亜無亜危異、“反逆のアイコン”がパンクシーンに与えた衝撃 不完全復活に至る激動のバンド史を解説
遠い昔のことだが、ロックは不良の音楽と言われていた。不良という言葉自体、今はもうあまり使われなくなったし、何をもって不良とするかを正しく定義づけるのも厄介なことだが、まあとにかくロックに不良性は欠かせなかった。
ワルければワルいほど、まがまがしいほど、けしからぬものであるほど、ロックはかっこよかった(そんなんじゃない種類のロックももちろんたくさんあったが、そういう話はここではいい)。今は不良性の強いロック、不良っぽさがかっこいいロックなんぞ、ほとんど存在しない。社会の落ちこぼれやならず者の憧れや共感はロックには向いていかない。そういう不良が憧れたり共感したりするのは、今はヒップホップ~ラップミュージックだ。ロックは今ではちゃんと物事や将来のことも考えることができて、頭もよくて、そこそこ器用にふるまえて、しっかりした意見を述べることのできる人たちがやるようなものにむしろなっている。頭もそんなによくないし、社会に適応できないし、要領なんて全然よくないけど、ばかでかい音に乗せて、大きな声で叫んで、叫んで、とにかく叫ぶことを繰り返していれば、いつかは目の前の壁が崩れて何かが変えられるんじゃないか。変えてやる!そういう闇雲なパワーや気概に満ちたロックと出会えることはほとんどなくなってしまったし、それを嘆くこともまた時代遅れだったりするだろう。
アナーキーは埼玉の同級生5人で結成された、まさしく不良ロックバンドだった。暴走族上がりで、揃って国鉄のナッパ服を素肌にはおっていた。デビュー当時、複数のバンドが出演する日比谷野音のロックイベントで開場を待ちながら並んでいたとき、(仲野)茂とマリ(逸見泰成)が二人乗りでバイクをゆっくり走らせ、何度も行ったり来たりしていたことがあった。そんなふうに目立つのが大好きなヤンキーの精神性を持ち、だからマリは眉毛も剃ってたし、「亜無亜危異」という当て字を打ち出したりするあたりもヤンキー的だった。
しかしながら彼らはパンクとロックにやられていた。

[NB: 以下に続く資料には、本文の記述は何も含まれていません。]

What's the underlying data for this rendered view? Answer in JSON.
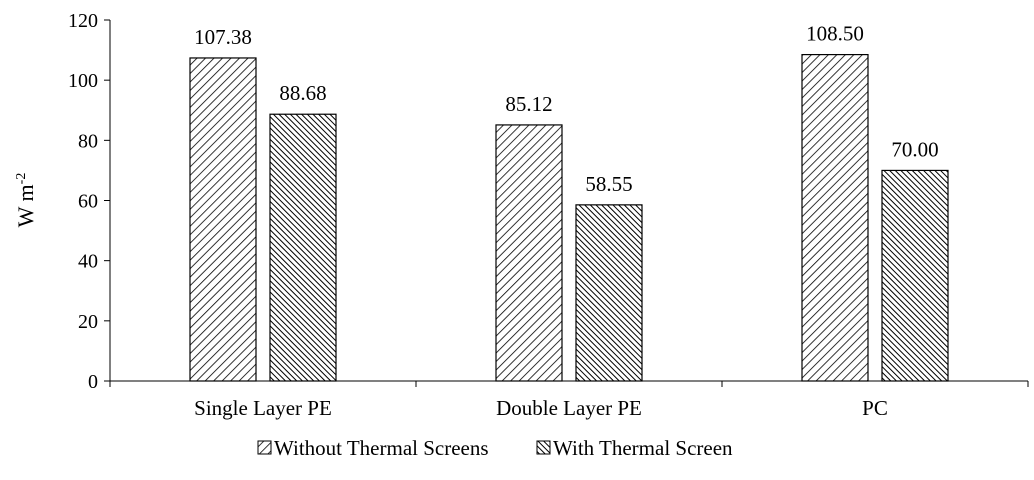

Sex PistolsにThe Clash。外道に頭脳警察にサンハウス。ヤンキーのロックとパンクは本来地層の異なるものだが、もって行き場のないフラストレーションの反動的爆発という意味で彼らにとっては通じていたものだったのだろう。ただ、パンクロックはある意味正直で誠実なものだから、それを好きだった彼らは流行りとしてのヤンキー的なもの、ビジネスの匂いのするものには中指を突き立てた。なめ猫ブーム、横浜銀蝿、あんなものは偽物だから騙されるなと彼らは主張した。
アナーキー(無政府・無秩序)を名乗りながら彼らの主張は筋が通っていたし、筋を通していた。オレたち別に頭よくないし要領だってよくないけど、ばかでかい音に乗せて、大きな声で叫んで、叫んで、とにかく叫ぶことを繰り返していれば、いつかは目の前の壁が崩れて何かが変えられるって信じてやっているんだ。叫んでやるぜ。そういうところが信頼できたし、共感できたし、かっこよかった。〈何にもしねェで いるよりは ずっとマシなんだぜ〉と歌われるデビュー曲「ノット・サティスファイド」を聴いて、彼らと近い年齢の自分もとにかく何かを始めねえとと思ったものだった。